Let’s say the grid goes down, and doesn’t come back up. If the fires in Hawaii taught us anything it’s that information will be a requirement with life or death consequences, and power will be your chief limitation to fulfilling that requirement using HF radio. A comms schedule is a must, but what about emergency messages during the night or while you are busy with other tasks? You will want to be monitoring the radio for traffic more then just during your schedule, and in a grid down “austere” environment that will require a lot of power, which will be in short supply.

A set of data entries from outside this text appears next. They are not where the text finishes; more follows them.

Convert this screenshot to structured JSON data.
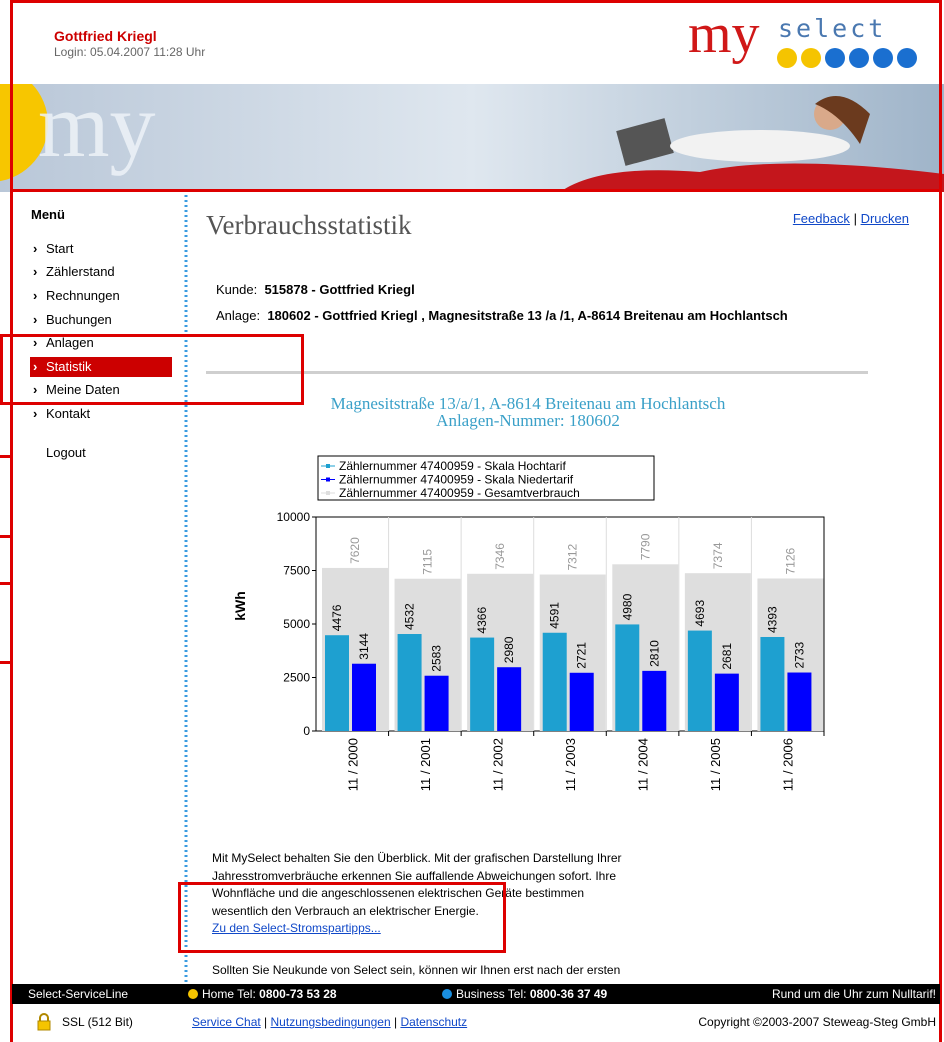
{
  "header": {
    "name": "Gottfried Kriegl",
    "login": "Login: 05.04.2007 11:28 Uhr",
    "logo_my": "my",
    "logo_select": "select",
    "banner_text": "my"
  },
  "menu": {
    "title": "Menü",
    "items": [
      "Start",
      "Zählerstand",
      "Rechnungen",
      "Buchungen",
      "Anlagen",
      "Statistik",
      "Meine Daten",
      "Kontakt"
    ],
    "logout": "Logout"
  },
  "content": {
    "title": "Verbrauchsstatistik",
    "links": [
      "Feedback",
      "Drucken"
    ],
    "link_separator": "|",
    "customer": {
      "label": "Kunde:",
      "value": "515878 - Gottfried Kriegl"
    },
    "plant": {
      "label": "Anlage:",
      "value": "180602 - Gottfried Kriegl , Magnesitstraße 13 /a /1, A-8614 Breitenau am Hochlantsch"
    },
    "paragraph": [
      "Mit MySelect behalten Sie den Überblick. Mit der grafischen Darstellung Ihrer",
      "Jahresstromverbräuche erkennen Sie auffallende Abweichungen sofort. Ihre",
      "Wohnfläche und die angeschlossenen elektrischen Geräte bestimmen",
      "wesentlich den Verbrauch an elektrischer Energie."
    ],
    "tips_link": "Zu den Select-Stromspartipps...",
    "paragraph2": "Sollten Sie Neukunde von Select sein, können wir Ihnen erst nach der ersten"
  },
  "chart_data": {
    "type": "bar",
    "title": "Magnesitstraße 13/a/1, A-8614 Breitenau am Hochlantsch",
    "subtitle": "Anlagen-Nummer: 180602",
    "y_label": "kWh",
    "categories": [
      "11 / 2000",
      "11 / 2001",
      "11 / 2002",
      "11 / 2003",
      "11 / 2004",
      "11 / 2005",
      "11 / 2006"
    ],
    "series": [
      {
        "name": "Zählernummer 47400959 - Skala Hochtarif",
        "color": "#1ea0d0",
        "values": [
          4476,
          4532,
          4366,
          4591,
          4980,
          4693,
          4393
        ]
      },
      {
        "name": "Zählernummer 47400959 - Skala Niedertarif",
        "color": "#0000ff",
        "values": [
          3144,
          2583,
          2980,
          2721,
          2810,
          2681,
          2733
        ]
      },
      {
        "name": "Zählernummer 47400959 - Gesamtverbrauch",
        "color": "#dedede",
        "values": [
          7620,
          7115,
          7346,
          7312,
          7790,
          7374,
          7126
        ]
      }
    ],
    "ylim": [
      0,
      10000
    ],
    "yticks": [
      0,
      2500,
      5000,
      7500,
      10000
    ]
  },
  "footer": {
    "service": "Select-ServiceLine",
    "home_label": "Home Tel:",
    "home_number": "0800-73 53 28",
    "business_label": "Business Tel:",
    "business_number": "0800-36 37 49",
    "slogan": "Rund um die Uhr zum Nulltarif!",
    "ssl": "SSL (512 Bit)",
    "links": [
      "Service Chat",
      "Nutzungsbedingungen",
      "Datenschutz"
    ],
    "separator": "|",
    "copyright": "Copyright ©2003-2007 Steweag-Steg GmbH"
  }
}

I have been using Raspberry Pi computers to run my home station for a while now, and with the advent of the Bookworm OS and the Pi 5, I have only become more of a fan. My home setup is a Pi 5 running my Icom 7300 and connected to my home network, then I VNC into the Pi using my laptop from anywhere in the house. While this setup is great while the grid is up, it’s far too power hungry for a grid down scenario. Last summer while I was at the cabin I ran my portable station and replenished both my phone and laptop with a 10 AH battery box that I charged during the day using a 20 watt solar panel. It worked all week, however operating time was limited with the laptop being the biggest drain on the batteries. Both these situations would need to be improved upon in order to operate off grid indefinitely.
The first step to enabling lower power operation is to eliminate the home network as a requirement. So by clicking the Wifi options menu and going into “advanced options”, we will create a hotspot right on the Pi.
Let’s call this hotspot “Portable” (and pretend I don’t already have one with that name) and set up any security we want it to have.
Now, go into advanced menu again, select the hotspot you created, and use the gear at the bottom to edit the connection.
Under the general tab check “Connect automatically with priority”. The default value it 0, which is fine for the hotspot. Once that’s done, do the same with your home network, but give it a higher number than 0, like 1. Once this is done the Pi will look for your home network first, and if it finds the network missing it will then create it’s own hotspot.
To test it out I unplugged the router, and sure enough there were now 2 new networks, one from both the Pi 4 and Pi 5. Note that once you connect it will say there is no internet, which there isn’t, but you will be able to VNC into the Pi just the same. It’s worth noting that the new Bookworm OS makes this so easy now that it has Network Manager. The previous method using dnsmasq & hostapd was much more circuitous!
Now that we have eliminated the need for the home network (which would take a battery bank and inverter, or a generator, to run) we have already made a big dent in the power needed to operate. Also, like I experienced at the cabin, the laptop is the next largest drain on the batteries and now we can leave our station up running with 5 volts at 1-2 amps for the Pi4 or 2.5 - 3 amps for the Pi5 while turning on the laptop sparingly to VNC into nets instead of running the station directly on the laptop.
If that’s still too much power, we can forgo the laptop entirely and plug a touch screen into the Pi and a USB keyboard to type. The screen can then be unplugged when not actively monitoring which means that our burn rate while using the Pi 4 (1.5 A at 5 V) and a very efficient radio like the TX500 (100 mA on 12 V while monitoring) is now only around .73 amps on the 12 volt battery! If we’re not transmitting much and keeping the screen off, it’s not unrealistic to think we could get more than 10 hours out of a 10 AH battery while having the full suite of FLDIGI programs and JS8CALL at our disposal!
Next steps for me are to improve both my solar generating capability (solar panels), as well as my energy storage ability (batteries). If you’re a radio operator and want to be prepared for the cyber attack that they keep telling us is coming, practice your trade now off grid with low power. As the saying goes, we are living in the “good old days” now. The wise ones will make them count!